You get the point. So far not one letter of thanks has come in, grateful for all my degrees. And so my third lesson is that PEOPLE DON'T CARE HOW MUCH YOU KNOW, IF THEY KNOW HOW MUCH YOU CARE.

What I have learned from my 37 years as a rabbi is that being smart, or knowing a lot about a lot of things doesn't ever matter as much as simply being a mentsch. If you want to make a difference in other people's lives, first be a mentsch, and the rest will follow.

The fourth lesson I learned is reflected in a medieval rabbinic text in Hebrew called, Ecclesiastes Rabbah which teaches, "A man cannot say to the Angel of Death, "I'm not ready yet, wait till I make up my accounts." "Wait till I make up my accounts." The lesson is simple: Don't wait until there is time to say the things that matter, because you never know when that time will suddenly be gone. Don't wait till someone's funeral to tell them how much they mean, to share how much they matter, to say the words you want to say and they long to hear. The lesson to remember is simply, DO IT NOW.

Someone once wrote if everyone in the world suddenly knew they only had five minutes to live, every phone would be ablaze with the whole world calling each other to say, "I love you." None of us ever get more than one day at a time -- this day. But this day, right now is all we need to make our lives matter, to say what needs to be said, to do what needs to be done. That is what a vibrant, fulfilled life is really all about -- living each day as fully as we can. Embracing every day as if it is the only day -- because indeed it really is the only day we get -- ever.

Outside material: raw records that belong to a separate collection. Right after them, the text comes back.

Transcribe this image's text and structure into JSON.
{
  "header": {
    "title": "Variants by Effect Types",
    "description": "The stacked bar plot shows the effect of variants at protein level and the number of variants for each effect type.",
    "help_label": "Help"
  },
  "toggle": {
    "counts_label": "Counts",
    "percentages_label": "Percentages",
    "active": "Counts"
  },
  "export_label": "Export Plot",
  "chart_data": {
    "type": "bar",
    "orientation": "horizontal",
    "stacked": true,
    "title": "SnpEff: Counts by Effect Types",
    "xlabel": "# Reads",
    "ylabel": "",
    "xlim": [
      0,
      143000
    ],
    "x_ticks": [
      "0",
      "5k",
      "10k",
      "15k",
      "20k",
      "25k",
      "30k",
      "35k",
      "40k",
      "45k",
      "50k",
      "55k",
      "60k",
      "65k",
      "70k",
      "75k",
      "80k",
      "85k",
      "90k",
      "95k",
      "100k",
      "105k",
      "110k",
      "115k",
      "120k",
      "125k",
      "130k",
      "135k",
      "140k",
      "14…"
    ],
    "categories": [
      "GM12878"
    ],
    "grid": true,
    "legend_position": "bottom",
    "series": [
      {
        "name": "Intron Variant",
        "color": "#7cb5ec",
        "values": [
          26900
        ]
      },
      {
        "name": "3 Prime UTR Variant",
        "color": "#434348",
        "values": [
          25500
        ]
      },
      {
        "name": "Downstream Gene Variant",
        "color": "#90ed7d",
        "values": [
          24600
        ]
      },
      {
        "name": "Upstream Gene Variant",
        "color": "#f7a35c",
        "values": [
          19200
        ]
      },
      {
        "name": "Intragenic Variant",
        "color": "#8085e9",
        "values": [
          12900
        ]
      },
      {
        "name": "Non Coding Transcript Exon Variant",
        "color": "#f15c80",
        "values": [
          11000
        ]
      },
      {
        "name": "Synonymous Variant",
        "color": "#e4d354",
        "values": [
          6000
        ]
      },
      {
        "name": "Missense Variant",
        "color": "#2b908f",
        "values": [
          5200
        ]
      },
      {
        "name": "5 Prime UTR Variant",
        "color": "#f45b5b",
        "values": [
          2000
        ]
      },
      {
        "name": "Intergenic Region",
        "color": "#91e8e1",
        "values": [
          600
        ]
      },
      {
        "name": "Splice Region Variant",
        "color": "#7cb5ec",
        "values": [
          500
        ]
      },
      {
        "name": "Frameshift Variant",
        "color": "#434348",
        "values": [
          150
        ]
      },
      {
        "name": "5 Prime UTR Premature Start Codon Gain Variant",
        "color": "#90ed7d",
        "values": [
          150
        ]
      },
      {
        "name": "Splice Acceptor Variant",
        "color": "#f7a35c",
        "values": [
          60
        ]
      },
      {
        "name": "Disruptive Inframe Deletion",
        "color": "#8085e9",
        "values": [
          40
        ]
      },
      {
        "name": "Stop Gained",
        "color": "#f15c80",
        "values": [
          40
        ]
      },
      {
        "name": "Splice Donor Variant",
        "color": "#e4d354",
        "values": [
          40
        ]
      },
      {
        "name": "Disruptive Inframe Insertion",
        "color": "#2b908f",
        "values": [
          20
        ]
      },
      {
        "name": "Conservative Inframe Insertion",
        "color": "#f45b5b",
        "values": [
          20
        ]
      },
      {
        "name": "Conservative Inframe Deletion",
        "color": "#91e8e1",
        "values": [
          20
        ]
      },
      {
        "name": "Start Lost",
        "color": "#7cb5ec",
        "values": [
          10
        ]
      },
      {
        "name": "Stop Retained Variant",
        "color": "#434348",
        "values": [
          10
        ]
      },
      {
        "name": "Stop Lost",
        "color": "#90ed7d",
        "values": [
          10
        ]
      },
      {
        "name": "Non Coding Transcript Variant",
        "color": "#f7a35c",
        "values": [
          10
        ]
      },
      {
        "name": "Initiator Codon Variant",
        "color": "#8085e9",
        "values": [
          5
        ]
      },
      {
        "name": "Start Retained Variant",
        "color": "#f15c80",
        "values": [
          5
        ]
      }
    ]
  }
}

Lesson number five appears in the wisdom of the Talmud, as a lesson taught in the name of an ancient rabbi named Ben Zoma -- he is quoted as teaching the following: "Who is wise? One who learns from everyone." Ben Zoma's words are a lesson in humility, in never thinking that you know it all, that you are above learning something of value from someone who is younger, or older, or speaks another language, or whose skin is a different color, or even who appears to be your enemy. No matter how smart I might think I am, no matter how much I might know about a variety of things, everyone knows more about something than I do.

Frankly, the only way any of us continue to learn and grow throughout our lives is by embracing humility. The Talmud teaches that the arrogant can never learn. The best students of any age are always those who are humble enough to say, "I know that I don't know." I constantly remind myself, that no matter how many people are in the room, there is probably someone there who is smarter than I.

The sixth lesson I have learned is that real "success" as a rabbi has nothing to do with how large your congregation might be, how beautiful your synagogue building might be, how many benefits are included in your contract, how many books or articles you have published, or how often you are quoted in the Huffington Post or the L.A. Times.

Success is a small child from our pre-school holding up her hands and saying with delight, "RABBI REUBEN." Or a letter of gratitude from a family whom I have helped weather a personal crisis or tragedy, or a quiet "thank you" from a lonely senior citizen with whom I have just spent time sitting and talking about their lives and the things that have mattered most to them.

The real lesson is that success as a human being is recognizing that you just never know what words you might have said, what smile of comfort or support you might have given, what gesture or embrace you might have shared that ultimately meant all the difference in the world to someone. And the miracle is, that someone will cherish that moment forever, and you probably will never even know.

All of the lessons I have learned might be summed up in the story of the young man who felt so overcome by a sense of despair when he thought of all the injustice, pain and cruelty in the world, that he lifted up his voice to God in anger and sorrow and said, "Dear God, how can you allow all this injustice, pain, and cruelty in the world and do nothing?" Then he heard the gentle, inner voice of the divine whispering in his heart, "I didn't do nothing. I made you."